The Yamaha RD350 was among the most desirable bikes of its time. Now remembered as an icon, the RD350 is still a collector’s delight still. Several celebrities like MS Dhoni and John Abraham are proud owners of an RD 350. The bike was powered by a two-stroke engine that produced 31 Bhp of power, detuned from the original version’s 42 Bhp.
Before launching the bike in India, Yamaha made several equipment cuts like disc brakes so that the prices don’t skyrocket. If you plan to get one now, be ready to shell out around Rs. 1.50 Lakhs or even more if it is in very good condition. During its days though, the RD350 didn’t perform well in sales mainly because of its high price among other factors.
Ideal Jawa started operations on our shores back in 1960. Come 19673, the name was changed from Jawa to Yezdi but the motorcycles by the company continued to roam the streets. Yezdi bikes were cruising oriented and a hot favourite among rally enthusiasts. For the same, they were a regular sight at National Motorcycle Rally Championships.
However, all this came to end in 1996 when the Ideal Jawa group had to close its factory and operations amid strikes by workers and new stringent emission norms. Buying a Jawa bike now can set you back by around Rs. 50,000 for the Classic/Jawa.

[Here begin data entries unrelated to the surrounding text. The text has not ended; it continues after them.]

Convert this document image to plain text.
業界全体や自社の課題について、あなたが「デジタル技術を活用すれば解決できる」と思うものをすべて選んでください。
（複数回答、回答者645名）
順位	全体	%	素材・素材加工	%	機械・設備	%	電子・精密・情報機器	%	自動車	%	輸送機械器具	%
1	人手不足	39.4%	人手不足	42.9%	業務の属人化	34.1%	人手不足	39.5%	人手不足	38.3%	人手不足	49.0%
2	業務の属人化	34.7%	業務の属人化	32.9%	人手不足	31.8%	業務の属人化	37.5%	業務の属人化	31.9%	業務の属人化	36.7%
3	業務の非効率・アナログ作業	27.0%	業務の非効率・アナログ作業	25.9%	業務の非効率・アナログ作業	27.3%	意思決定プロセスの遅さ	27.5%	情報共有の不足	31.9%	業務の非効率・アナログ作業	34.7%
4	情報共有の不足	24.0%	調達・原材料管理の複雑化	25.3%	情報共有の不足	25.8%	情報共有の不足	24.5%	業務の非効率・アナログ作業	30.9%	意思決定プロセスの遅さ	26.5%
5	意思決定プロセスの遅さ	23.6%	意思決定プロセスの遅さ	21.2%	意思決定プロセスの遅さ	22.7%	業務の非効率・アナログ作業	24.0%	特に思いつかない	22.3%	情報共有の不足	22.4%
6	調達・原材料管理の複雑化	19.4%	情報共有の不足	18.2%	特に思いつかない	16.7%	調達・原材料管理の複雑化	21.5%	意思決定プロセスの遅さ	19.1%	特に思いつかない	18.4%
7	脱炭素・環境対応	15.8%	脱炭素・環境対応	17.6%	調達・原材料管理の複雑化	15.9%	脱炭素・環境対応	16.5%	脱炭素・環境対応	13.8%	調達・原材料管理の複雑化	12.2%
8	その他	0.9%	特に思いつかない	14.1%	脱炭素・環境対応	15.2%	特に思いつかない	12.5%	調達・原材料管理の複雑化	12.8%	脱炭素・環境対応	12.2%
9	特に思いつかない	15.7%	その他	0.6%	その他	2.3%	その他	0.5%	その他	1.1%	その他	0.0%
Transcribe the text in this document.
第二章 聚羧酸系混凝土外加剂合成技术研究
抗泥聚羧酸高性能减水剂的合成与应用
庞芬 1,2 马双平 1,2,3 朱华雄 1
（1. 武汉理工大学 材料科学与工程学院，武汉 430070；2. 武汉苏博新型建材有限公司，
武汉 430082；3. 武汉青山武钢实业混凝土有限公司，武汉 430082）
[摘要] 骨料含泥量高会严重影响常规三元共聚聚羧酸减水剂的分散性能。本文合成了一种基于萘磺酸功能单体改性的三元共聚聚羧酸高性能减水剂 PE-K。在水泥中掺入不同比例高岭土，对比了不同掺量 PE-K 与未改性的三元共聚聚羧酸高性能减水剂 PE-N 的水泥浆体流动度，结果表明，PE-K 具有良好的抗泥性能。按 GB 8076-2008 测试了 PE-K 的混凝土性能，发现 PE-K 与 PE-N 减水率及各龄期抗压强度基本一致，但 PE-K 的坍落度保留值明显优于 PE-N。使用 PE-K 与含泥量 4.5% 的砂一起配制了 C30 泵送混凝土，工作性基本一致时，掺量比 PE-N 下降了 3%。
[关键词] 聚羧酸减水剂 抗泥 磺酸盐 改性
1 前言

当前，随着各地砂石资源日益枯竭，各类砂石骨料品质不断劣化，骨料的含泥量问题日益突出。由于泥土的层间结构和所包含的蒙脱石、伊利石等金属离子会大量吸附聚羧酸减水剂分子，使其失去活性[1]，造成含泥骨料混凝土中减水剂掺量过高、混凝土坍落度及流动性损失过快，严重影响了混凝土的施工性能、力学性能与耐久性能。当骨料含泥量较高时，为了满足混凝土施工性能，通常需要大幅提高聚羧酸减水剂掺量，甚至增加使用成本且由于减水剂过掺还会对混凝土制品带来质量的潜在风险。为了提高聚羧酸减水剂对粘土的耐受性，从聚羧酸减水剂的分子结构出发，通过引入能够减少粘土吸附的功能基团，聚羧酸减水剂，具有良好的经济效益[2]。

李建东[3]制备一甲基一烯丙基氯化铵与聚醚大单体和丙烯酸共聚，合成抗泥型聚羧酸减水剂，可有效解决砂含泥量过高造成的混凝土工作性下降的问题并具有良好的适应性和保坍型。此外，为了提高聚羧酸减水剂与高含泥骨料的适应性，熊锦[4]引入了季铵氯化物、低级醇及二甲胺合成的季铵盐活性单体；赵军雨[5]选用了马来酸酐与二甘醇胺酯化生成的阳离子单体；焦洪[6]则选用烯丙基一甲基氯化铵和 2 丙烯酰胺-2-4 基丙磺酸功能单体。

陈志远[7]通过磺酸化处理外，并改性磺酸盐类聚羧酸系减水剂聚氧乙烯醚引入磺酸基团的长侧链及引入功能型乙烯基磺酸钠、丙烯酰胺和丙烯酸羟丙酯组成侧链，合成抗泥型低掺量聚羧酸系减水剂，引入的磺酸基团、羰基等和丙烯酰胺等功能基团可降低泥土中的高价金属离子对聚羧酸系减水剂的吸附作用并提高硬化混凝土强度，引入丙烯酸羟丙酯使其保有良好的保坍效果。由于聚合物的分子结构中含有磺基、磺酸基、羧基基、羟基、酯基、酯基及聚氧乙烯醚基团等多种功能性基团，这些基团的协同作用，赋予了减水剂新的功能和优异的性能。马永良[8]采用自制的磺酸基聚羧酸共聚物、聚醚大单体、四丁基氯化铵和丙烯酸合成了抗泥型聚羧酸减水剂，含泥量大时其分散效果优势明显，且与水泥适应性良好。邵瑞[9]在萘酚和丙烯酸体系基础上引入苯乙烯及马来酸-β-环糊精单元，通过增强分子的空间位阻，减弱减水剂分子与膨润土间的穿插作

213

The Yezdi Roadking has a higher asking price in the open market. Jawa made a comeback in India last year and it is being said that Yezdi will follow the suit.
Lambretta & Vijay Super
The Government of India bought the Innocenti group in 1972 and shifted the operations of the Italian brand to Lucknow. This was followed by the start of a new manufacturing plant under the name of Scooter’s India Limited (SIL). This was the same company which manufactured popular models like the Lambretta and Vijay among others. These iconic scooters are a collector’s delight now due to their timeless cool design and Nostalgia factor. A fully restored Lambretta scooter could cost you anything from Rs 50,000 to Rs. 80,000. Unrestored models can be had for a lot less at around Rs. 10,000 but a lot of time and money would be needed to restore them properly.
Yamaha RX-Z/ Suzuki Shogun
The 90s were ruled by lightweight, two-stroke bikes and enthusiasts remember that period to even this day for the sheer fun elements those bikes had. During that time, the RX-Z and the Suzuki Shogun were fierce rivals as well as popular. As was the case with most of the similar motorcycles at that time, these both were quite affordables and had great acceleration. To let you know, the RX-Z was a successor of sorts to the iconic Yamaha RX-100. The 5-speed gearbox equipped RX-Z is among the most sought after motorcycle by enthusiasts now and well-kept pieces at least fetch Rs 50,000.
Coming to the Suzuki Shogun, the bike quickly became very popular thanks to its minimalist appearance and power-packed performance. Though the Shogun was less powerful than the Yamaha bikes, the bike gained cult status during its production run. For those who own the Shogun even now, lack of spares is a common issue.